From f868a8143a98c4172e3faaf415d9352179d5760b Mon Sep 17 00:00:00 2001
From: Tom Lane <tgl@sss.pgh.pa.us>
Date: Fri, 7 Sep 2018 18:04:37 -0400
Subject: [PATCH] Fix longstanding recursion hazard in sinval message
 processing.

LockRelationOid and sibling routines supposed that, if our session already
holds the lock they were asked to acquire, they could skip calling
AcceptInvalidationMessages on the grounds that we must have already read
any remote sinval messages issued against the relation being locked.
This is normally true, but there's a critical special case where it's not:
processing inside AcceptInvalidationMessages might attempt to access system
relations, resulting in a recursive call to acquire a relation lock.

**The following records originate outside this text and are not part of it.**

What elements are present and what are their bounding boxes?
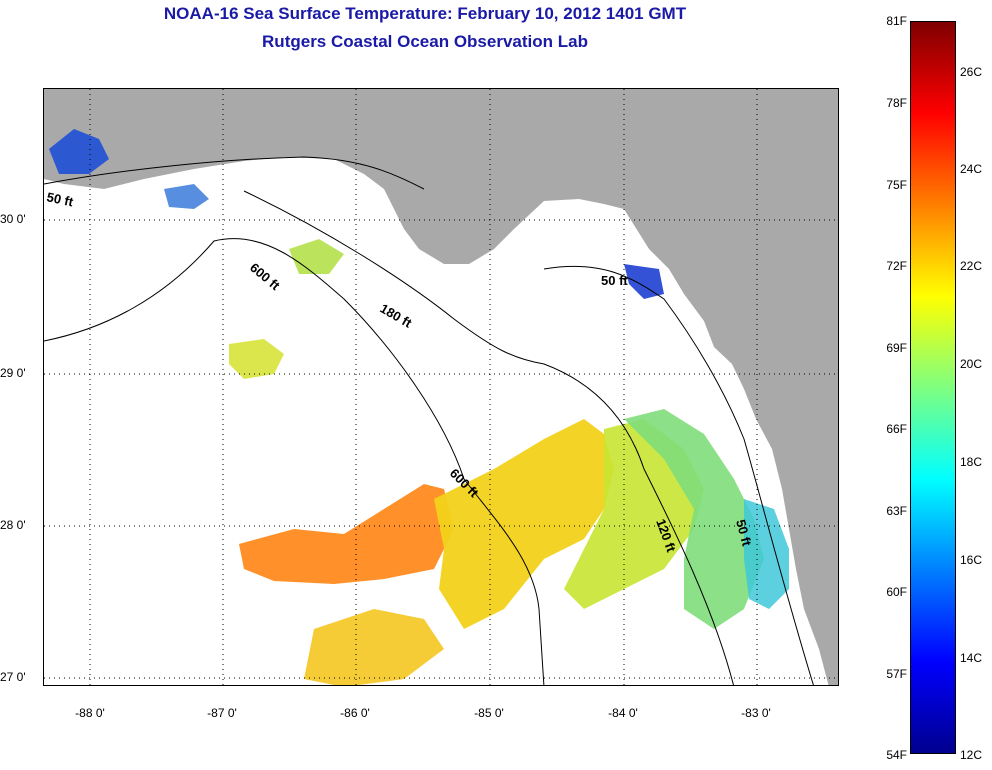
contour-label-600ft-nw: 600 ft <box>247 260 283 294</box>
contour-label-50ft-e: 50 ft <box>733 518 755 548</box>
lat-tick-27: 27 0' <box>0 670 26 684</box>
sst-map: 50 ft 600 ft 180 ft 50 ft 600 ft 120 ft … <box>43 88 839 686</box>
lat-tick-28: 28 0' <box>0 518 26 532</box>
sst-patches <box>49 129 789 685</box>
contour-180ft <box>243 190 734 685</box>
colorbar-label-60f: 60F <box>886 585 907 599</box>
lon-tick-88: -88 0' <box>75 706 105 720</box>
sst-patch-nw-yellow <box>229 339 284 379</box>
lon-tick-85: -85 0' <box>474 706 504 720</box>
contour-50ft-north <box>44 156 425 190</box>
map-title: NOAA-16 Sea Surface Temperature: Februar… <box>163 4 687 23</box>
colorbar-label-57f: 57F <box>886 667 907 681</box>
colorbar-label-78f: 78F <box>886 96 907 110</box>
contour-50ft-east <box>543 265 814 685</box>
lon-tick-84: -84 0' <box>608 706 638 720</box>
sst-patch-yellow <box>434 419 614 629</box>
land-area <box>44 89 838 685</box>
colorbar-label-24c: 24C <box>960 162 983 176</box>
colorbar-label-12c: 12C <box>960 748 983 762</box>
contour-label-50ft-ne: 50 ft <box>601 273 628 288</box>
lon-tick-83: -83 0' <box>741 706 771 720</box>
colorbar-label-75f: 75F <box>886 178 907 192</box>
colorbar-label-54f: 54F <box>886 748 907 762</box>
map-subtitle: Rutgers Coastal Ocean Observation Lab <box>262 32 588 51</box>
temperature-colorbar <box>910 21 956 754</box>
colorbar-label-72f: 72F <box>886 259 907 273</box>
contour-label-50ft-nw: 50 ft <box>45 189 75 209</box>
sst-patch-green <box>624 409 764 629</box>
sst-patch-orange <box>239 484 454 584</box>
colorbar-label-81f: 81F <box>886 14 907 28</box>
contour-600ft-west <box>44 238 545 685</box>
colorbar-label-14c: 14C <box>960 651 983 665</box>
sst-patch-south-yellow <box>304 609 444 685</box>
lon-tick-86: -86 0' <box>340 706 370 720</box>
colorbar-label-18c: 18C <box>960 455 983 469</box>
depth-contours <box>44 156 814 685</box>
lat-tick-30: 30 0' <box>0 212 26 226</box>
contour-label-180ft: 180 ft <box>378 301 415 331</box>
colorbar-label-69f: 69F <box>886 341 907 355</box>
lat-tick-29: 29 0' <box>0 366 26 380</box>
colorbar-label-20c: 20C <box>960 357 983 371</box>
colorbar-label-26c: 26C <box>960 65 983 79</box>
sst-patch-blue-ne <box>624 264 664 299</box>
colorbar-label-66f: 66F <box>886 422 907 436</box>
lon-tick-87: -87 0' <box>207 706 237 720</box>
colorbar-label-16c: 16C <box>960 553 983 567</box>
sst-patch-blue-n <box>164 184 209 209</box>
sst-patch-blue-nw <box>49 129 109 174</box>
sst-patch-n-green <box>289 239 344 274</box>
colorbar-label-63f: 63F <box>886 504 907 518</box>
sst-patch-cyan <box>744 499 789 609</box>
sst-map-canvas: 50 ft 600 ft 180 ft 50 ft 600 ft 120 ft … <box>44 89 838 685</box>
colorbar-label-22c: 22C <box>960 259 983 273</box>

Hence, if the outer call had acquired that same system catalog lock, we'd
fall through, despite the possibility that there's an as-yet-unread sinval
message for that system catalog.  This could, for example, result in
failure to access a system catalog or index that had just been processed
by VACUUM FULL.  This is the explanation for buildfarm failures we've been
seeing intermittently for the past three months.  The bug is far older
than that, but commits a54e1f158 et al added a new recursion case within
AcceptInvalidationMessages that is apparently easier to hit than any
previous case.

To fix this, we must not skip calling AcceptInvalidationMessages until
we have *finished* a call to it since acquiring a relation lock, not
merely acquired the lock.  (There's already adequate logic inside
AcceptInvalidationMessages to deal with being called recursively.)
Fortunately, we can implement that at trivial cost, by adding a flag
to LOCALLOCK hashtable entries that tracks whether we know we have
completed such a call.

There is an API hazard added by this patch for external callers of
LockAcquire: if anything is testing for LOCKACQUIRE_ALREADY_HELD,
it might be fooled by the new return code LOCKACQUIRE_ALREADY_CLEAR
into thinking the lock wasn't already held.  This should be a fail-soft
condition, though, unless something very bizarre is being done in
response to the test.

Also, I added an additional output argument to LockAcquireExtended,
assuming that that probably isn't called by any outside code given
the very limited usefulness of its additional functionality.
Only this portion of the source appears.